Na reunião foi apresentado um programa pedagógico para uma escola de design, redigido por um professor vindo de uma academia dos USA. 

Será, que nós chegamos para aquele encontro “preconceituosos”, achando logo, qualquer plano de ensino de design fora da HfG/ulm “é coisa descartável”.? Não foi preconceito, porque é um termo feio, mesquinho, dúbio, mau-caráter e de extrema direita. Mas não quero agora, 60 anos depois, ficar avaliando reações e comportamentos. Nós, Wollner e eu, chegamos para a reunião, seguros e firmes da nossa missão como designers. Daqui em diante vou relatar como iniciei meu discurso “com prazer vou contar, como se fosse ontem” 

Wollner, como eu, frequentamos durante quatro anos a HfG/ulm, estudando e morando lá, fora da cidade medieval Ulm, em cima de um morro, numa comunidade internacional, num espaço fantástico, especialmente concebido pelo Max Bill “para treinar designers”. Lá só se falou “design”, dia e noite, e apesar de vivemos entre grandes artistas, calou-se a “arte”, que era, muitas vezes, usada com certo cinismo, “está fazendo arte”, quando o projeto se desviava de sua objetividade. 

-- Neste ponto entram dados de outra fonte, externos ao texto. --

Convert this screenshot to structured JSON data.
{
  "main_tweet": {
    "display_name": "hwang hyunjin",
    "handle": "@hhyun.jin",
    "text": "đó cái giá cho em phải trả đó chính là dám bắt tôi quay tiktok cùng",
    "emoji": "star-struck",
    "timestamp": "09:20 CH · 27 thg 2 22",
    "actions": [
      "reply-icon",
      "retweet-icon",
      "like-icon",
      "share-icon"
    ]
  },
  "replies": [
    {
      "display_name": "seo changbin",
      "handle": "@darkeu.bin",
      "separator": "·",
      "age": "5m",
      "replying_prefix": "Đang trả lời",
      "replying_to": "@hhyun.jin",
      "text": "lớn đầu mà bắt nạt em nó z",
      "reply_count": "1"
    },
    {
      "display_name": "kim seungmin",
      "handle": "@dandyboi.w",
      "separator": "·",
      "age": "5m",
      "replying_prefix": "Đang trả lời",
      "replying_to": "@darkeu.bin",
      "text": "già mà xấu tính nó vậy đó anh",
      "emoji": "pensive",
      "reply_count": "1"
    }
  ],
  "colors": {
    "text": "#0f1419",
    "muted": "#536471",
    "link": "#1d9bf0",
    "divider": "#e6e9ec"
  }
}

Não me lembro mais dos nossos argumentos, que soltamos neste encontro no Rio; malhamos sim o programa do americano, a gente nada tinha a perder, mas o próprio secretário de educação e os membros da comissão, gostaram de nossa postura meio radical. No final, o Prof. Carlos Flexa Ribeiro perguntou: “vocês querem assumir ?” uma pergunta que pegou a gente desprevenido, sem poder avaliar futuras implicações - topamos. Minha vida, mudou. 

Peço desculpas pela minha arrogância, mas em minha opinião, a ESDI, a partir daquela reunião,“salvou-se”. Não quero imaginar, o que teria acontecido com a nossa escola, seguindo as dicas do “especialista” vindo dos USA 

Na época, Alexandre Wollner e eu, ambos com 35 anos, formados na HfG/ulm, Wollner em CV e eu design de produtos industriais, já trabalhávamos há quatro anos no País; isto quer dizer que já aplicávamos os conceitos e as metodologias treinadas na HfG/ulm, no campo, na prática, na realidade, junto com as indústrias no Brasil. 

Acredito que essas foram as qualificações básicas, exigidas ou imaginadas, para assumir uma tarefa de tal responsabilidade. 

 No fundo, a grande novidade era que o Governo do Estado da Guanabara resolveu implantar uma escola de design não mais no MAM/RJ. Até em Ulm se comentava a intenção do museu de incluir entre suas atividades, o ensino de design. Lembro-me bem das declarações de Niomar Sodré, a diretora do MAM, numa visita em Ulm: “vou fazer a mesma escola no meu museu”. Logo depois, Tomás Maldonado foi convidado para elaborar um programa pedagógico, que ele mesmo denominou como “escola técnica de criação do MAM”.

Em paralelo, o arquiteto do MAM, Affonso Eduardo Reidy adaptou seu projeto para essa finalidade e, aliás, foi o primeiro setor, chamado “bloco escolar” que foi erguido em 1958. 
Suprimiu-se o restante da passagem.